Otro de los polímeros sintéticos ampliamente utilizados son los Pluronic® o poloxámeros, copolímeros tribloque que tienen un comportamiento termorreversible en soluciones acuosas. Su estructura consiste en bloques de óxido de polietileno y bloques de óxido de polipropileno (^{Fattahpour et al, 2020}).

El poloxámero 407 (Pluronic® F127) tiene la capacidad de formar un gel transparente a temperatura corporal (37 °C), al 20 % p/v, que es un valor menor que las concentraciones referidas en la bibliografía para otros miembros de la serie de los poloxámeros. Se reporta en la literatura que las formulaciones a base de estos compuestos aumentan el tiempo de residencia de los fármacos en los lugares de aplicación, lo que resulta en una mejora de la biodisponibilidad y la eficacia; por lo que son ampliamente utilizados en investigaciones farmacéuticas, ya que la naturaleza termorreversible de los hidrogeles permite que el medicamento se administre por vía subcutánea o intraarticular como una solución micelar fluida, que se solidifica in situ para formar un depósito de medicamentos estable y de larga duración (^{Bodratti & Alexandridis,2018})

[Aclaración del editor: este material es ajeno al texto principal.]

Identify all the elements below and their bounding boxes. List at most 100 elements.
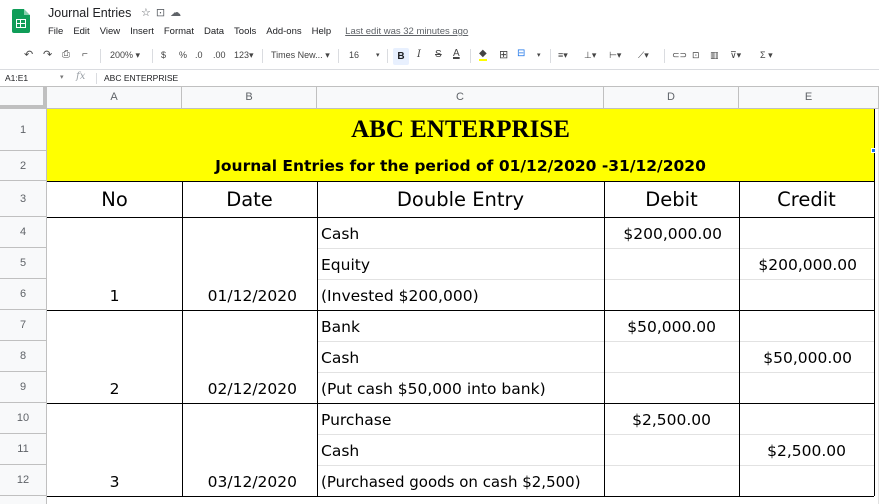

El objetivo principal de este trabajo consistió en obtener un sistema de inyección intraarticular, a base de micropartículas de policaprolactona e hidrogel de quitosana/Pluronic como matriz para la liberación controlada de dexametasona en el tratamiento de la osteoartritis.

MATERIALES Y MÉTODOS

Preparación de las micropartículas de policaprolactona

Las micropartículas se prepararon utilizando la técnica de doble emulsión y evaporación del disolvente. Para ello se prepararon disoluciones de policaprolactona (PCL) en diclorometano con diferentes concentraciones a las que se le incorporó agua para formar una emulsión estable con ayuda de un ultra-turrax a una velocidad de 20 000 rpm por 3 minutos. La emulsión resultante se añadió lentamente sobre una disolución de alcohol polivinílico (PVA) al 2 % para formar la segunda emulsión con ayuda de un agitador magnético. La evaporación del disolvente se realizó a temperatura ambiente durante 2 horas. Posteriormente se centrifugó y se realizaron los procesos de lavados con agua destilada, para eliminar el PVA. Las micropartículas fueron secadas mediante un proceso de liofilización y pesadas a continuación para conocer el rendimiento del proceso. Se realizaron varias formulaciones variando la concentración de la disolución de policaprolactona de partida y la velocidad de agitación durante la formación de la segunda emulsión (Tabla 1).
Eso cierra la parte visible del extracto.